Considerando a importância desses elementos, a legislação e o potencial
arqueológico local, a pesquisa associada a esse trabalho, em campo, monitorou o
empreendimento citado para gerenciar as ações patrimoniais e levantar informações
que contribuíssem para os estudos sobre a ocupação humana da cidade em
diferentes períodos.
1. A PESQUISA ARQUEOLÓGICA
1.1 PARA ENTENDER A ÁREA: OUTRAS PESQUISAS
Com o intuito de entender os locais que seriam monitorados, um levantamento
de outros estudos foram considerados a partir dos arquivos do Cadastro Nacional de
Sítios Arqueológicos (CNSA) do Iphan e do Museu Arqueológico de Sambaqui de
Joinville (MASJ). Apesar da ausência de sítios arqueológicos cadastrados nessas
áreas, foram identificadas quatro pesquisas de arqueologia importantes.
Em 2012, a primeira, o Diagnóstico Arqueológico Não Interventivo da Sub-
bacia do Rio Mathias, Município de Joinville/SC (2012) (Processo n.
01510.000690/2012-51), reuniu informações acerca da etnohistória e arqueologia
regionais. No decorrer deste estudo foram solicitadas complementações e
encaminhamos futuros na área do empreendimento como à apresentação, execução
e análise de um Programa de Prospecção Arqueológica da área.
Outro trabalho foi o Cemitério do Imigrante: Pesquisa, Interdisciplinaridade
e Preservação (FONTOURA et al, 2008), construído no início da antiga Colônia em
1851 e tombado pelo Iphan em 1962. Foi criado em decorrência das adversidades
como as epidemias e as mortes naturais, quando começaram os enterros no Cemitério
Evangélico de Joinville, posteriormente denominado Cemitério do Imigrante.
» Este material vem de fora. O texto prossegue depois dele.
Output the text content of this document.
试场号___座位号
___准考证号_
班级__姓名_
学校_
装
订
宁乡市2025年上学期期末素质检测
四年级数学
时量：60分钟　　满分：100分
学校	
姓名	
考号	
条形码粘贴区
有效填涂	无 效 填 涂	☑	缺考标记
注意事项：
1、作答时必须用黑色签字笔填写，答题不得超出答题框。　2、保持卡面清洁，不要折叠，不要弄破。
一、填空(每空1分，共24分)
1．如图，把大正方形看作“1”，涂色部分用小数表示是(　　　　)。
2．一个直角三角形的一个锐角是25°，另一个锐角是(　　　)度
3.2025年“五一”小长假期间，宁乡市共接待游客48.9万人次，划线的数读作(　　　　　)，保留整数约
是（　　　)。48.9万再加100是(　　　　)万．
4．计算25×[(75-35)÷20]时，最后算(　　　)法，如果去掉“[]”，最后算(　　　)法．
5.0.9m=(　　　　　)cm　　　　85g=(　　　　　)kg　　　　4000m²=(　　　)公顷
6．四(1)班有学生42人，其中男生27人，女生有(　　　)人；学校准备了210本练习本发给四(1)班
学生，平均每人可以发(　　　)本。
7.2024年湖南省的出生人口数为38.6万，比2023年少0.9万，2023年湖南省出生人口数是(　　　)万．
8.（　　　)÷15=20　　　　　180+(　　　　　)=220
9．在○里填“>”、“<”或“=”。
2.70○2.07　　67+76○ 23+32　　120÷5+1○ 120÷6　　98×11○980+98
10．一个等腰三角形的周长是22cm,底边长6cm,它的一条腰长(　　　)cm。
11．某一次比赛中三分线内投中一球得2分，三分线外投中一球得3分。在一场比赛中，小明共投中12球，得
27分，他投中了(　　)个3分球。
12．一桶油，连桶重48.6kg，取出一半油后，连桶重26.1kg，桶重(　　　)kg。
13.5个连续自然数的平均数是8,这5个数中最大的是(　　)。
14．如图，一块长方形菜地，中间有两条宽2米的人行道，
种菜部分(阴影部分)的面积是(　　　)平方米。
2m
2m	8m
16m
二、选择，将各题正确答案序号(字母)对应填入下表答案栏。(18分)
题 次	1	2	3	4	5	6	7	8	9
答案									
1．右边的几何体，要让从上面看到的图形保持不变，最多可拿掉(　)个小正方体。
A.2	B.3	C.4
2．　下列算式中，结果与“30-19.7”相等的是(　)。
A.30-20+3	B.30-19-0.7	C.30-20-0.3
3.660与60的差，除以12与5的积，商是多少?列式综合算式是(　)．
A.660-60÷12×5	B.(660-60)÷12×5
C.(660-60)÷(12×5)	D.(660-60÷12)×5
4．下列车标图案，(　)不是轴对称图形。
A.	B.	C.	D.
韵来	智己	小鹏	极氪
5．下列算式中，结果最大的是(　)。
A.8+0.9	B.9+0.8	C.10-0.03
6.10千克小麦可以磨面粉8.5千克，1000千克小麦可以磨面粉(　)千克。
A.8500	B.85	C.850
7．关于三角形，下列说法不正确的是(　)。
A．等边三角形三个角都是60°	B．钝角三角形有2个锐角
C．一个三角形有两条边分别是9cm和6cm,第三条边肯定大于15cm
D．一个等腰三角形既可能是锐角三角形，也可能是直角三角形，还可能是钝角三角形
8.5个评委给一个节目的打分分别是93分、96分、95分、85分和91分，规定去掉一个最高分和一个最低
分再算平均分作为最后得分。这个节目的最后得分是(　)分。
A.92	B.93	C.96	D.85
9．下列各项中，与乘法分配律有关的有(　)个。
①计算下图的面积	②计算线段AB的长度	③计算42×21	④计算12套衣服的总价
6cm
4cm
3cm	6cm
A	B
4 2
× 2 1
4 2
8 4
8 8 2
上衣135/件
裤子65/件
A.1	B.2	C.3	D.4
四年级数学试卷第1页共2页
Também
há indícios que este foi o primeiro no Brasil a abrigar, lado a lado, católicos e
protestantes, dado que somente em 1870 foi aberto o Cemitério Católico, onde hoje
se encontra a Mitra Diocesana. Com a inauguração do Cemitério Municipal, em 1913,
o Cemitério do Imigrante foi desativado, mas até o início da década de 1960 foram
feitos alguns sepultamentos em jazigos perpétuos (KRISCH, 1991). A pesquisa reuniu
diversos artefatos que demonstraram que o cemitério passou por modificações em
diferentes momentos. As rochas encontradas abaixo do solo foram usadas para
pavimentação dos antigos caminhos do cemitério. Os materiais construtivos foram
frutos da degradação que os jazigos sofreram com o tempo e reformas a posteriores.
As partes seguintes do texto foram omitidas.